# Cancellation



## Strike Zone Charters (Jun 20, 2015)

Hey guys be the beneficiary of a 500.00 deposit due to a last minute cancellation this weekend. We are open for a overnighter both sat night and sun night on the 55ft Strike Zone Too. If interested please call Capt. Don 318-243-1189.


----------



## CCC (Sep 3, 2008)

Fishing for what, out of where, and remaining costs ? How many people can you accommodate ?


----------



## dustyflair (Nov 11, 2011)

First post. No reply. Forget it. I bet this will be a disaster. CCC it couldn't be more than six would be my guess and he prob wants $3,000


----------



## Strike Zone Charters (Jun 20, 2015)

We fish out of cypress cove marina in Venice La. We fish for everything from tuna, marlin, wahoo, deep dropping for grouper and other bottom fish also daytime and nightime swords. Our cost fro a 24 hour trip is normally 3500 plus fuel but we are offering it for 3000 plus fuel due to a last minute cancellation. We provide ice all bait and tackle, fish cleaning, lunch, and dinner.
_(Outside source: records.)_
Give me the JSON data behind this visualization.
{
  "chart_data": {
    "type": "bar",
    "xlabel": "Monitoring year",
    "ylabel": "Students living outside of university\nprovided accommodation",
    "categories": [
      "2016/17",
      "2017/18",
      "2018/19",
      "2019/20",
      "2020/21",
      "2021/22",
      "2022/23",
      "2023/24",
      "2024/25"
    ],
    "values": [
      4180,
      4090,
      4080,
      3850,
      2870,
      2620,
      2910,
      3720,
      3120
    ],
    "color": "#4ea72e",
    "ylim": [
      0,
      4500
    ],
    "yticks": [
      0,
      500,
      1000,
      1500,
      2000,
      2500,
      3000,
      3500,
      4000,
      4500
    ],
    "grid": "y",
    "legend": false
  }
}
We can accomodate up to 6 people.


----------



## Strike Zone Charters (Jun 20, 2015)

Dusty Flair. Sorry I didnt respond to his reply to CCC response quick enough for you. We fish almost every day all day so we go to bed early and I do not hear my emails when they come in wich is the main reason I left my phone number because I will hear it ring. We have been posting on this site for years but recently changed our profile because we changed our email adress and contact info. We dont post a whole because of people like you who always have a negative response to anothers post. Before you start bashing people you should give them a chance.


----------